The VA just celebrated its 120th year in the Tri-Cities, and its impact can be felt throughout the entire region.
“I get all of my healthcare here at the VA,” said Cliff Vicars, the Chief of Chaplains for the James H. Quillen VA Medical Center. “One of the best decisions I’ve ever made in terms of healthcare.”
It all started back in 1865 when President Abraham Lincoln authorized the construction of 10 homes and medical facilities for Union Veterans of the Civil War.
In 1901 funding became available to build the Mountain Home Branch of the National Home for Disabled Volunteer Soldiers.
Construction was completed in 1903, and in October of that year, the first patient moved in.
“We’ve gone from domiciliary type care to hospitalizations to more advanced complex type of surgeries, to now we even do robotic surgeries on the campus and continue to provide advanced technological care,” said Dean Borsos, the Director of the VA Mountain Home Medical Center.
In 1920, the home was changed to a hospital to be able to treat World War I veterans who returned home with tuberculosis and the flu.
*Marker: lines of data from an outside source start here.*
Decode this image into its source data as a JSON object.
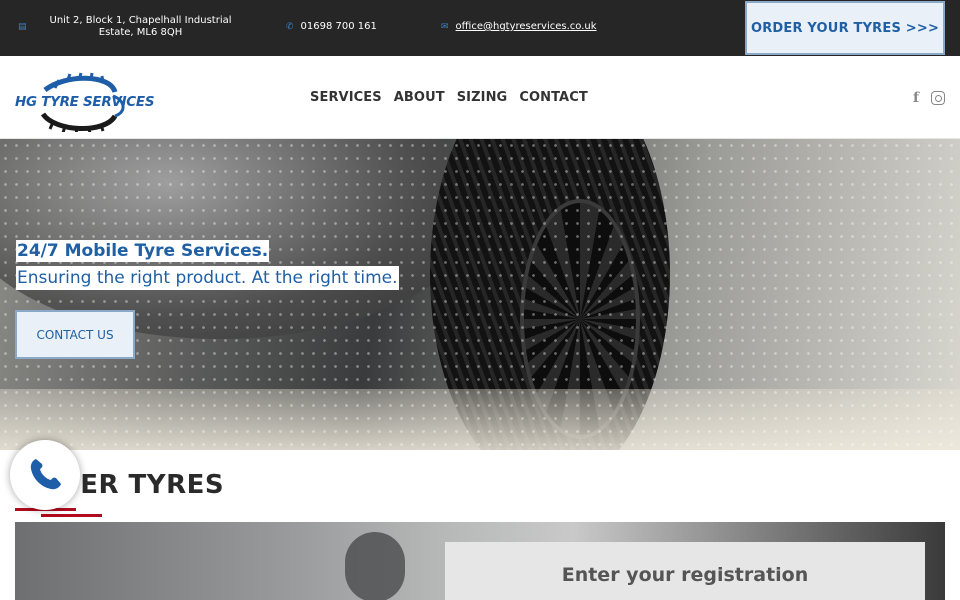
{
  "topbar": {
    "address": "Unit 2, Block 1, Chapelhall Industrial Estate, ML6 8QH",
    "address_icon": "map-icon",
    "phone": "01698 700 161",
    "phone_icon": "phone-icon",
    "email": "office@hgtyreservices.co.uk",
    "email_icon": "envelope-icon",
    "order_button": "ORDER YOUR TYRES >>>"
  },
  "header": {
    "logo_text": "HG TYRE SERVICES",
    "nav": [
      "SERVICES",
      "ABOUT",
      "SIZING",
      "CONTACT"
    ],
    "social": [
      "facebook-icon",
      "instagram-icon"
    ]
  },
  "hero": {
    "line1": "24/7 Mobile Tyre Services.",
    "line2": "Ensuring the right product. At the right time.",
    "button": "CONTACT US"
  },
  "order": {
    "title": "ORDER TYRES",
    "placeholder": "Enter your registration"
  },
  "colors": {
    "brand_blue": "#1f5fa3",
    "accent_red": "#b00b1e",
    "topbar_bg": "#262626"
  }
}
In 1989, President Ronald Reagan made the VA a cabinet-level facility, which allowed it to become a medical center.
“The VA or the original facilities, many of which were established to treat wounds associated with gunshots and bomb blasts and back in World War I were for poisonous gases,” Borsos said. “Over time, yes, we still have the bullets and the bombs, but we’ve also evolved where we can do more complex surgery. We provide women’s health services. We have robust primary care, specialty care and mental health services, and we’re able to continue to do those.”
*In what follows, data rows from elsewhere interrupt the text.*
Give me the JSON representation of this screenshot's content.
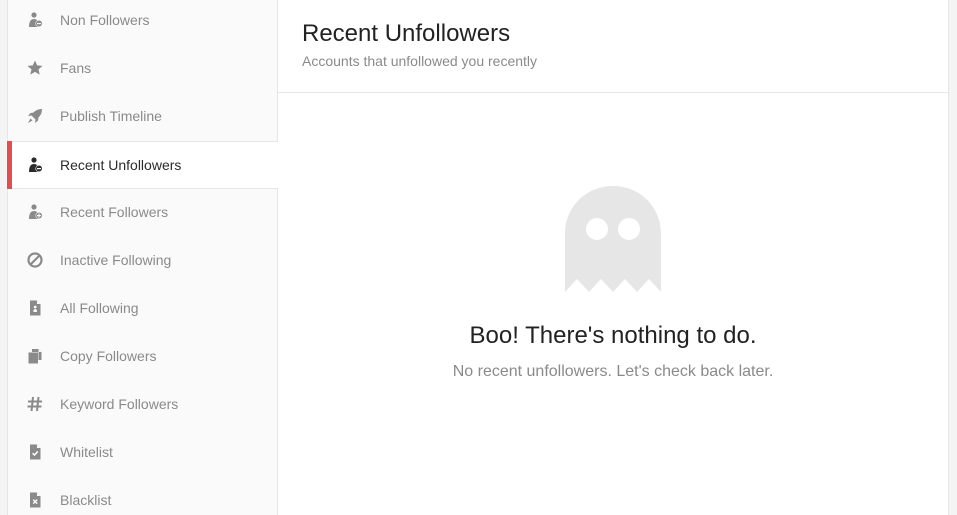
{
  "sidebar": {
    "items": [
      {
        "label": "Non Followers",
        "icon": "user-minus-icon"
      },
      {
        "label": "Fans",
        "icon": "star-icon"
      },
      {
        "label": "Publish Timeline",
        "icon": "rocket-icon"
      },
      {
        "label": "Recent Unfollowers",
        "icon": "user-minus-icon",
        "active": true
      },
      {
        "label": "Recent Followers",
        "icon": "user-plus-icon"
      },
      {
        "label": "Inactive Following",
        "icon": "ban-icon"
      },
      {
        "label": "All Following",
        "icon": "file-user-icon"
      },
      {
        "label": "Copy Followers",
        "icon": "copy-icon"
      },
      {
        "label": "Keyword Followers",
        "icon": "hashtag-icon"
      },
      {
        "label": "Whitelist",
        "icon": "file-check-icon"
      },
      {
        "label": "Blacklist",
        "icon": "file-x-icon"
      }
    ]
  },
  "header": {
    "title": "Recent Unfollowers",
    "subtitle": "Accounts that unfollowed you recently"
  },
  "empty_state": {
    "icon": "ghost-icon",
    "title": "Boo! There's nothing to do.",
    "message": "No recent unfollowers. Let's check back later."
  },
  "colors": {
    "accent": "#e04e4e",
    "ghost": "#e6e6e6",
    "icon_muted": "#8a8a8a",
    "icon_active": "#2b2b2b"
  }
}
The look of the James H. Quillen VA Medical Center has changed throughout the years, but the care has evolved too.
“We are a tertiary care medical center. We have 96 medical, surgical and psychiatric beds, a 120-bed community living center and a nursing home,” said Borsos. “Likewise, we have a 150-bed domiciliary, and so we’re organized like many other facilities across the country, we just have a focus on providing care to our veteran patients.”
In 2023, 70,000 veterans are enrolled for care at the VA in Mountain Home, with that number continuing to grow.
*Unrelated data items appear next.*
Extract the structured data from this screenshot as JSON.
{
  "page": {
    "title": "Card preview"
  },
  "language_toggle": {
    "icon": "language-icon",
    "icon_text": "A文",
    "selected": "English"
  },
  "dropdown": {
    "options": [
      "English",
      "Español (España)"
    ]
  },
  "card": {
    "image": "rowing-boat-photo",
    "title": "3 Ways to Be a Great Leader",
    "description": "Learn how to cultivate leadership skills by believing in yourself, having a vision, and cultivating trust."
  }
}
“We have a lot of veterans from this region, and for them to be able to get to the level of care that they get here is really a great statement to the VA and is also a great way to acknowledge their service,” Vicars said. “If you want to walk into a walking tour here, you’ll see a lot of updating and new construction going on. There’s a commitment to stay here for a long time to take care of veterans in this region.”
The center not only cares for veterans after their time in the service but also after their time on earth.
“We’re co-located with the national cemetery and to have them here with us and for us to be able to interact with them in honoring veterans who passed away, that’s a great thing to be able to do. We have great partnerships with chaplain services and at the cemetery just great partners,” Vicars said. “There are some notable people who are buried here in the cemetery. We have a historian here at the facility who’s able to kind of do tours of that as well.”
Several original buildings are being renovated to allow for more and even better services.
“We have our tele-ICU with ICU capabilities, and we also renovated that to put the state-of-the-art inpatient dialysis center down there. Works out very nice for our veterans, and likewise, we’ve been growing other services,” Borsos said. “We’ve got a robotic surgery program where we do general surgery, gynecological surgery or neurological surgery. We’re going to expand that surgical program to ion bronchoscopy and robotic surgeries as well. So we’ll be able to go in and take samples of lung nodules to try to diagnose cancer at its earliest and most curable stages.”
The James H. Quillen VA Medical Center is also expanding off its Mountain Home Campus by enhancing its satellite facilities and adding more services.